BJP leader, Ranjeet Bahadur Srivastava, asked voters to cast their ballot in favour of Modi if they want to destroy Muslims.
There is now a definite erosion of the popularity of Modi and the BJP because of their dismal failure on all fronts, particularly the economic one. It is very evident from the BJP election rallies that the previous confident fanfare is missing. Modi’s famous slogan of “Sab Ka Saath-Sab Ka Vikas (with everyone, for everyone’s growth)” in the 2014 election, promoting his vision of all-round development, is conspicuously missing this time.
Instead, together with his coterie, he is resorting to desperate communal and war hysteria. Modi went to the extent of declaring and threatening Pakistan by saying, “they should not think India’s nuclear weapons are meant for Diwali fireworks displays”.
Alternatives
Modi and his ilk can be defeated. But what are the possibilities of such an outcome in the given scenario of a divided opposition to Modi’s regime? More importantly, under what program and platform can such a welcome thing happen?
The platform of ‘lesser evilism’, on which the so-called alternative to Modi and the BJP has been cobbled together, is built on the quicksand of caste, regional and numerous parochial identities. Ironically, in contrast to it, Modi’s virulent Hindu majoritarian nationalism can appear immensely attractive.

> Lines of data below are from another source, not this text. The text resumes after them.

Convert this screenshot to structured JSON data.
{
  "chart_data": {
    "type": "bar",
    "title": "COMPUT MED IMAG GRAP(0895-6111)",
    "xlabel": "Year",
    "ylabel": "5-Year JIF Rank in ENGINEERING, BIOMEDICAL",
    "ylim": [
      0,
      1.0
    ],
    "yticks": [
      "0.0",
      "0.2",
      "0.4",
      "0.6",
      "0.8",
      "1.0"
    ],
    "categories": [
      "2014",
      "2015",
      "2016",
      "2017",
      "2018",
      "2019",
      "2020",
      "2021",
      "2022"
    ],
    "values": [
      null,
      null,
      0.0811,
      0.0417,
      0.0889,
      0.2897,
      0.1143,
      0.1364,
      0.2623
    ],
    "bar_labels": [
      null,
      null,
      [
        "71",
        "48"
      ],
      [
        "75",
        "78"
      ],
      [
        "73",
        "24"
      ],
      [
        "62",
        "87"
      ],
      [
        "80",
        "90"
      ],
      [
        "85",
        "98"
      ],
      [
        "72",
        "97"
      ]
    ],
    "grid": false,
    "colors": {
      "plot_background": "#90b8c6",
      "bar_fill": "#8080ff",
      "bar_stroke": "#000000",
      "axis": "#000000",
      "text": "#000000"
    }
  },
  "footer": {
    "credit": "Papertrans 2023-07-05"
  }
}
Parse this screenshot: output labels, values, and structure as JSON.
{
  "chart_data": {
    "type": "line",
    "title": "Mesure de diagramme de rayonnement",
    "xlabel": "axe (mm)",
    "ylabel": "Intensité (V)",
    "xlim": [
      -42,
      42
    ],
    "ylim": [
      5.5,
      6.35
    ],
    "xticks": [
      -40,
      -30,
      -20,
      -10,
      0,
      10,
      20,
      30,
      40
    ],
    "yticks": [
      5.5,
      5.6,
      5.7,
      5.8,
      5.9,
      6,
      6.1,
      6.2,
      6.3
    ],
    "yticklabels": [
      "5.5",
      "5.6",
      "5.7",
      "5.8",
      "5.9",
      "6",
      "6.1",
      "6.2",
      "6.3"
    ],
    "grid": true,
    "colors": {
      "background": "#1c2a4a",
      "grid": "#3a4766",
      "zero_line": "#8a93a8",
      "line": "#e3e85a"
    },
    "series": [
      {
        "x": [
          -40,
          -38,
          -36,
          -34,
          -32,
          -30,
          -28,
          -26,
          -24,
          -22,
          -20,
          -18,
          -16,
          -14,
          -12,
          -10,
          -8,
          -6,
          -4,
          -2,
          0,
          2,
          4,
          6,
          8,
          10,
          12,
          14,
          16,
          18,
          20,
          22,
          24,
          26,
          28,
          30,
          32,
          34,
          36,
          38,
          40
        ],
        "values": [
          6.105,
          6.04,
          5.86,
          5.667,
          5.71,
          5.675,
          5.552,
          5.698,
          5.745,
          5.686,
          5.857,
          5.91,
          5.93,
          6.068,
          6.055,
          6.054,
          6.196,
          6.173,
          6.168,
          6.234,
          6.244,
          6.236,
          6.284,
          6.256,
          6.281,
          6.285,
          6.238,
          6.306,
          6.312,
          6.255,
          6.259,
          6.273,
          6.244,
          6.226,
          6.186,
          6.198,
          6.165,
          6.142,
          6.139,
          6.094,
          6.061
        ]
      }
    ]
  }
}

It is easy to paint Congress and other capitalist opposition forces, who are rabidly casteist, misogynist, sexist and anti-working class, simply as anti-religious or secular in comparison to the RSS-BJP, which is openly communal and has never hesitated to use fascistic methods to terrorise the people.
What is worse is the fact that the traditional left, comprised of the Communist Parties, who rhetorically claim to be guardians of the working class and the poor peasants, are failing in their duty to provide an independent class alternative instead of cosying up to Congress and other discredited bourgeois parties, giving certificates of secularism to them
The very crude narrative of ‘BJP versus the Congress Party’ or ‘fascism versus secularism’ is a scarecrow used to dampen the combative spirit of India’s working class and peasantry who have taken on Modi’s communal regime – through massive general strikes and walking protests of peasants and the landless.
The most recent general strike was just months ago, with a record participation of 220 million workers. Both workers and peasants have also been involved in ‘long marches’ to parliament on specific issues.
Anger can erupt
What the BJP fears most is the eruption of anger at the deep class divisions in society. It desires a Hindu block without class divisions where it can hide its real nature – its own class interests, those of capitalism.
Though it would be the worst outcome from a socialist and class point of view, it is most likely that Modi’s BJP will return to government, albeit with a reduced majority, for want of a credible alternative.
We continue to campaign on the basis of a program of slogans and demands for the current situation in which the traditional parties continue to abdicate their historical responsibility to lead the working class to fight for an independent socialist alternative to capitalism and against the communal politics of India’s ruling classes.
- Say ‘no’ to the BJP!
- Reject the Indian National Congress too
- Fight communalism, casteism and the right-wing RSS and BJP for social justice!
- Build the struggle with united working-class action for jobs, wages and homes for all
- Build the left and an independent socialist alternative
- For a mass party of the working class and all other oppressed groups!